Daryl and his friend were hanging out in my Sunday School classroom Sunday morning before classes began. The teacher suggested that perhaps they should stay because “we are going to talk about watching your mouth.” Daryl twisted his face as if trying to look at his mouth and said, “I can’t watch my mouth.”
He was telling the truth in the figurative as well as literal sense. He has a sharp wit and a sense of comedic timing. He rarely watches his tongue but throws out a sarcastic barb or a perfect pun with ease.
Actually, all of our children are decent at delivering one liners. Different families cherish certain qualities more than others. In our household, a brilliant riposte is worth gold.
Sunday evening, our church had a Valentine’s dinner. The program included “The Not-So-Newlywed Game”, in which my husband and I were contestants.
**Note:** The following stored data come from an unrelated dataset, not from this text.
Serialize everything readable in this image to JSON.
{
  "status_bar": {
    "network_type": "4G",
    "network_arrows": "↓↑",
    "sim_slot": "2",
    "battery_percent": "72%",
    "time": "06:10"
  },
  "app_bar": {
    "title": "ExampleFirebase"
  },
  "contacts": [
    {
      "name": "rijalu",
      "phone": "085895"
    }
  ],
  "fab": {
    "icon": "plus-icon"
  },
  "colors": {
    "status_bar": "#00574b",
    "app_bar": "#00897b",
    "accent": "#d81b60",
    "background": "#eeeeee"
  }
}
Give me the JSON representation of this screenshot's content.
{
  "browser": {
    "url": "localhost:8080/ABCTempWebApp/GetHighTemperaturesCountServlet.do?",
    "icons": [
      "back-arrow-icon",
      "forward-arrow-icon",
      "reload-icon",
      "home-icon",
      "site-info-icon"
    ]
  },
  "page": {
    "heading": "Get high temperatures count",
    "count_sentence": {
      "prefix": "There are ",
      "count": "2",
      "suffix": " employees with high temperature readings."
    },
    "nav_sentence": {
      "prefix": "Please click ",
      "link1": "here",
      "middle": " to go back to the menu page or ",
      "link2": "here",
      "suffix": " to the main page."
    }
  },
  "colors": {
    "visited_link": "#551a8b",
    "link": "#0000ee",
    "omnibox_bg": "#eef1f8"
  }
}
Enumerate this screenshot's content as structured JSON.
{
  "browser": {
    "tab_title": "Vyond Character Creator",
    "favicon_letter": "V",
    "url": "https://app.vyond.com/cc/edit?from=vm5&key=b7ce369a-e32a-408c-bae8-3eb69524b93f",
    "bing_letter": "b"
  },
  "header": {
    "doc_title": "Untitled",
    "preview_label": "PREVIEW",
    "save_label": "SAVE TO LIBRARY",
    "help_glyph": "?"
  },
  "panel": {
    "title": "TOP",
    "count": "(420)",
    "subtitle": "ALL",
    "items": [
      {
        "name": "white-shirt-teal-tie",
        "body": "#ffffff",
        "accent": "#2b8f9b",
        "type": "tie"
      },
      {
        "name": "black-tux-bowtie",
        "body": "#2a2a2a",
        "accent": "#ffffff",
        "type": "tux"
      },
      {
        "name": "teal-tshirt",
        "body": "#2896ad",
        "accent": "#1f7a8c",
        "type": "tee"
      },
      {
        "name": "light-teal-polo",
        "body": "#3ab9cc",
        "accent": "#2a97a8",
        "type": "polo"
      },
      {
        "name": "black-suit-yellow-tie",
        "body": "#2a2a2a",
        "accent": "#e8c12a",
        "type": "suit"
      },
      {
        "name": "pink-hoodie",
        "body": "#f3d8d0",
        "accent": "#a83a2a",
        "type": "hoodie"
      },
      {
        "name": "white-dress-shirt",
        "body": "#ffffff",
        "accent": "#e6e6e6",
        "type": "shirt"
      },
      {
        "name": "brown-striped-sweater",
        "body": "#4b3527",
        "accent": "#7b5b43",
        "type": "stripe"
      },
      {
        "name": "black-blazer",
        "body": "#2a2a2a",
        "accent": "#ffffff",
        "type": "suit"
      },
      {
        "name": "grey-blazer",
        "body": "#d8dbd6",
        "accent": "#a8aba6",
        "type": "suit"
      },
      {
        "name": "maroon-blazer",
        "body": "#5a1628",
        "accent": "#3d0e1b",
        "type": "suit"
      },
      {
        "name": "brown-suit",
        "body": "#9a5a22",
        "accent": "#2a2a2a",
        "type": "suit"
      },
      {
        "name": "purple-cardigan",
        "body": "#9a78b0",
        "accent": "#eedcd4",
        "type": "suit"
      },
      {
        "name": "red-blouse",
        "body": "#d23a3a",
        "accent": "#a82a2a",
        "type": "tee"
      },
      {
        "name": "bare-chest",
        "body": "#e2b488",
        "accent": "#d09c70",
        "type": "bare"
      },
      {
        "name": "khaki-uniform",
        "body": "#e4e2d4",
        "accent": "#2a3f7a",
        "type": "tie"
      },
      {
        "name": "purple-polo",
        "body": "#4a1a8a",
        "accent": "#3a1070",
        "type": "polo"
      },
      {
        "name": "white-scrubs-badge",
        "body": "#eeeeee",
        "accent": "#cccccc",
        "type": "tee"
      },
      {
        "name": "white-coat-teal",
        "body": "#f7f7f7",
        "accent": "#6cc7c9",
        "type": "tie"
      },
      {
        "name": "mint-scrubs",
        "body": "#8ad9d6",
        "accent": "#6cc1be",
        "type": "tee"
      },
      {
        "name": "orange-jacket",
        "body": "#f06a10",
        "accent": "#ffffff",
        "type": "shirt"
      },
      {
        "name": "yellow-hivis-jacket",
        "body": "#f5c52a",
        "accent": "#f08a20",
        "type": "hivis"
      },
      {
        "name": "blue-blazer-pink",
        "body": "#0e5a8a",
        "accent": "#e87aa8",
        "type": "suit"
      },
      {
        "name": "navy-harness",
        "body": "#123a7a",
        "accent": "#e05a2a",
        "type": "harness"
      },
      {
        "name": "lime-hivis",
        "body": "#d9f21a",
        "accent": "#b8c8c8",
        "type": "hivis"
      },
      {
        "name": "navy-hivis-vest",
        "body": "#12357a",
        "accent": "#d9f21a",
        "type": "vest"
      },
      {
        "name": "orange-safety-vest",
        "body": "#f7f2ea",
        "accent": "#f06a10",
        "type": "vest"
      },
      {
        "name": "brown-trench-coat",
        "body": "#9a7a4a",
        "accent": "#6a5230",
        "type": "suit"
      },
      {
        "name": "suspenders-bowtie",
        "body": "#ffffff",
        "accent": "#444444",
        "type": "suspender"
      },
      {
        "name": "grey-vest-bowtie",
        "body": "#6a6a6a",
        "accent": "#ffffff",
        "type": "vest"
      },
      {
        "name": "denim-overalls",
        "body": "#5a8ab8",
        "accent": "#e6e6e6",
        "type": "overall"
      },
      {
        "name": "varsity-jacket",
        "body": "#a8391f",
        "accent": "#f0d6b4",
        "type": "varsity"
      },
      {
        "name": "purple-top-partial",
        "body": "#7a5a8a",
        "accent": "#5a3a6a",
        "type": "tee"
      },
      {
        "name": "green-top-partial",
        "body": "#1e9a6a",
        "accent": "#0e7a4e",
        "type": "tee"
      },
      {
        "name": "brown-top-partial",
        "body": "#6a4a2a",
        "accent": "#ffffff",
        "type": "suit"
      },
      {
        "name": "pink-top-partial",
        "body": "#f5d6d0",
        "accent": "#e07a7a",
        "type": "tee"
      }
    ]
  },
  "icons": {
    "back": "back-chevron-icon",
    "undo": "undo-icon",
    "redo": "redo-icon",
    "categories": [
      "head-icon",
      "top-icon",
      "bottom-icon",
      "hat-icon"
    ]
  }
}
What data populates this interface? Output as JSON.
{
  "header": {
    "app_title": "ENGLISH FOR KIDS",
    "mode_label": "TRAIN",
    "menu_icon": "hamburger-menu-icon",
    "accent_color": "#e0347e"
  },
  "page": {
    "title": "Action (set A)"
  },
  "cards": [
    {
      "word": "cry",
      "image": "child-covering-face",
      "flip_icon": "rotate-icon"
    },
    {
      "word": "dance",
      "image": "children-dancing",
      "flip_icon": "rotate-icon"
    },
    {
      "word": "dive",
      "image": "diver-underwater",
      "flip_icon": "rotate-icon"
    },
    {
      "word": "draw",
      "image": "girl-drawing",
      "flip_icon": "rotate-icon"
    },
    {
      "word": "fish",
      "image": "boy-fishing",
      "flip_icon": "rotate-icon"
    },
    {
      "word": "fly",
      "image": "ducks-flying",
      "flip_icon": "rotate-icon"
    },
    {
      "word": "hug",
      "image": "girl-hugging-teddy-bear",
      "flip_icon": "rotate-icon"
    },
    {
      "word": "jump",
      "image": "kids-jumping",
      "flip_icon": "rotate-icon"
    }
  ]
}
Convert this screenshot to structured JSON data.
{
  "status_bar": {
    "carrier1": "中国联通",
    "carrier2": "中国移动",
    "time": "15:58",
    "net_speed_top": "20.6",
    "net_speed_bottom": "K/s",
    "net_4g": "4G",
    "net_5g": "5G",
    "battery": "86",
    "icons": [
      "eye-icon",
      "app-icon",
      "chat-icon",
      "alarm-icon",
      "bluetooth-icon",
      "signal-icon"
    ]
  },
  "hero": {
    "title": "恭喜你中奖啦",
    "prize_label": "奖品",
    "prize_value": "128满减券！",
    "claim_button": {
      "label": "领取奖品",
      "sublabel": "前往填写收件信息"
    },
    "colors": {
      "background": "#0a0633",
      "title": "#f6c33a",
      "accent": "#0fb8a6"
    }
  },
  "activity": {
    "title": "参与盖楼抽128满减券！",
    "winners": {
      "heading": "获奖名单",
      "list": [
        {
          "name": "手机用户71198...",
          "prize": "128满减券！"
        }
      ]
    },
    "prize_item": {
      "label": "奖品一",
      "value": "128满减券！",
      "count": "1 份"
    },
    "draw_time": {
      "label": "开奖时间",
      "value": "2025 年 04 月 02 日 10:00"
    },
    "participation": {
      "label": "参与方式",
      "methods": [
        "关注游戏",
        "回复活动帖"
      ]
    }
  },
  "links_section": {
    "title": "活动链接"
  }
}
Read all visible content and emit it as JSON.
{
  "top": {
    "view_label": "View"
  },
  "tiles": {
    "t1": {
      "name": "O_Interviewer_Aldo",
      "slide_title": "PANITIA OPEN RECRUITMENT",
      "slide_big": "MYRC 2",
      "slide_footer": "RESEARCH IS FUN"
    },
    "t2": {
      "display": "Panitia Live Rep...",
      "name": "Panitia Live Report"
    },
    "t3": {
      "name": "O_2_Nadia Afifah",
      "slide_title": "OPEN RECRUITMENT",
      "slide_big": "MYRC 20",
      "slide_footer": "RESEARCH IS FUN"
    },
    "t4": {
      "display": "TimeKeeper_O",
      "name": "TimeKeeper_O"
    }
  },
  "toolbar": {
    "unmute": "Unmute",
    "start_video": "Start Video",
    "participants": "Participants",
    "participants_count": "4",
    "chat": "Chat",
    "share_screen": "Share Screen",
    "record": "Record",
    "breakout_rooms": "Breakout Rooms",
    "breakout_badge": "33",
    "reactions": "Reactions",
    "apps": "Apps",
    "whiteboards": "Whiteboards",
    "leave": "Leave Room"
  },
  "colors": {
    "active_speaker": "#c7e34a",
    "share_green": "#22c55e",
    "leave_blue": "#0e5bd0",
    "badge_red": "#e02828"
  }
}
We lost the game by half a point, he pointing out that we would have won if I had simply understood that our truck was rear wheel drive, not all wheel drive. Nevermind that he considered lipstick to be a wardrobe item. But I digress…
While we were waiting for the men from the two tying first-place teams to return from their sequester, the host asked Jane to hand out participation prizes to the couples.
She started at the other end and handed a heart shaped box of chocolates to the pastor and his wife, who thanked her. Then to the judge’s wife. Then she stopped in front of us and began to pull the next box out of the bag. I reached to receive it and just before the box touched my fingers, she pulled it away, stepped to the wife of the final couple, and handed it to her.
I expressed shock and the crowd laughed as she then handed me the last box. As she returned to her seat, the host said, “Now, Jane. The Bible says to be nice to your parents.”
Without missing a beat, she smiled and said, “It says to obey them. It doesn’t say anything at all about being nice to them.” The congregation roared with laughter.
I tried to prove her wrong. “Actually,” I called out, “the Ten Commandments tell you that you should honor your mother and father.”
“I did honor you. I saved the best for last, didn’t I?”
I was losing the verbal battle with my twelve year old daughter and doing so in front of a crowd. I didn’t mind. She did me proud.